Hybrid of structural-causal and statistical model for intrusion alert correlation

Abstract

The evolutions of computer network attacks have urged many organizations to install multiple Network Intrusion Detection Systems (NIDSs) for complete monitoring and detection of intrusions. Such solution produces enormous number of alerts due to repeated and false positive alerts. This contributes to low quality alerts and makes manual Alert Correlation (AC) tedious, labour intensive and error prone. Besides that, alerts are also unformatted, unlabelled and unstructured. Thus, the actual attack strategy cannot be recognized. The existing AC models have few limitations. They only provide single type of correlation and rely on a large number of static predetermined rules to correlate alerts. Consequently, alerts are not being correlated completely and rules need to be manually updated regularly. Therefore, this research proposes a new automated Hybrid-based AC (HAC) model that provides complete correlation in terms of structural, causal and statistical. The purpose is to improve the quality of alerts as well as to recognize the attack strategy through alerts patterns. To accomplish this, it hybridizes Improved Unit Range (IUR), Principal Component Analysis (PCA), Expectation Maximization (EM) algorithm, Levenberg-Marquardt (LM) Backpropagation algorithm and statistical correlation tests to optimally recognize the known and new steps and stages of an attack strategy.

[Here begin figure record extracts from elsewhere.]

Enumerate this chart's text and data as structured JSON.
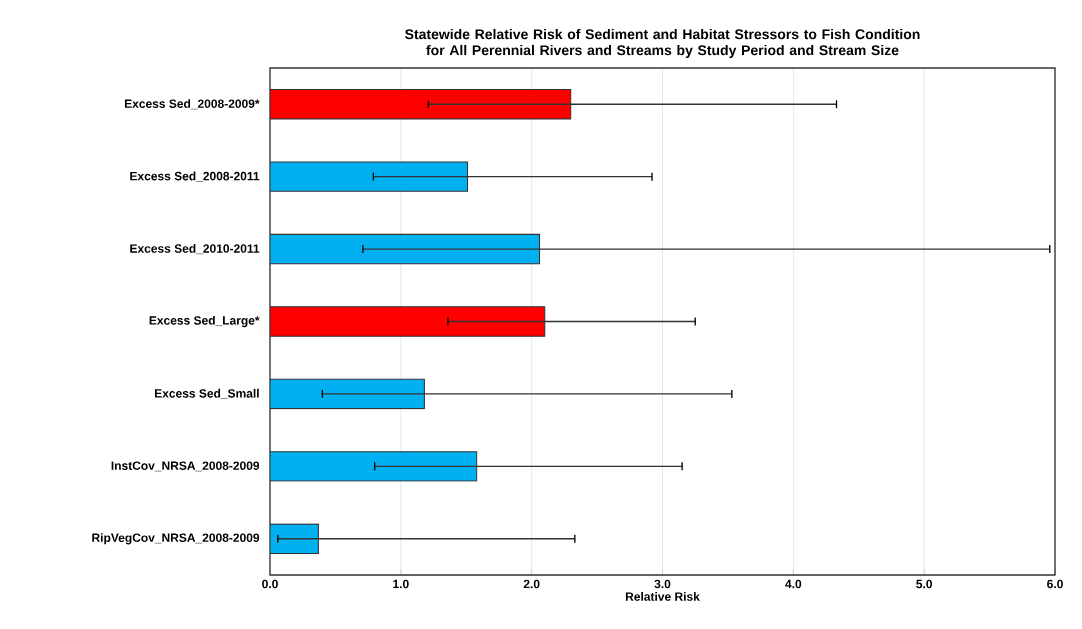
{
  "chart_data": {
    "type": "bar",
    "orientation": "horizontal",
    "title": "Statewide Relative Risk of Sediment and Habitat Stressors to Fish Condition for All Perennial Rivers and Streams by Study Period and Stream Size",
    "xlabel": "Relative Risk",
    "categories": [
      "Excess Sed_2008-2009*",
      "Excess Sed_2008-2011",
      "Excess Sed_2010-2011",
      "Excess Sed_Large*",
      "Excess Sed_Small",
      "InstCov_NRSA_2008-2009",
      "RipVegCov_NRSA_2008-2009"
    ],
    "values": [
      2.3,
      1.51,
      2.06,
      2.1,
      1.18,
      1.58,
      0.37
    ],
    "colors": [
      "#ff0000",
      "#00b0f0",
      "#00b0f0",
      "#ff0000",
      "#00b0f0",
      "#00b0f0",
      "#00b0f0"
    ],
    "errors": [
      [
        1.21,
        4.33
      ],
      [
        0.79,
        2.92
      ],
      [
        0.71,
        5.96
      ],
      [
        1.36,
        3.25
      ],
      [
        0.4,
        3.53
      ],
      [
        0.8,
        3.15
      ],
      [
        0.06,
        2.33
      ]
    ],
    "xlim": [
      0,
      6
    ],
    "xticks": [
      {
        "value": 0,
        "label": "0.0"
      },
      {
        "value": 1,
        "label": "1.0"
      },
      {
        "value": 2,
        "label": "2.0"
      },
      {
        "value": 3,
        "label": "3.0"
      },
      {
        "value": 4,
        "label": "4.0"
      },
      {
        "value": 5,
        "label": "5.0"
      },
      {
        "value": 6,
        "label": "6.0"
      }
    ],
    "grid": "x"
  }
}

New post-clustering algorithms are proposed and become part of the hybridization to filter out the low quality alerts. HAC is successfully experimented using DARPA 2000 benchmark dataset onto signature-based RealSecure Version 6.0 NIDSs. The experimental results validate that HAC optimally correlate the alerts with 98.72% of correlation completeness (Rc) and 3.45 seconds of execution time. This shows that HAC is effective and practical in providing complete correlation even on high dimensionality, large scaled and low quality dataset.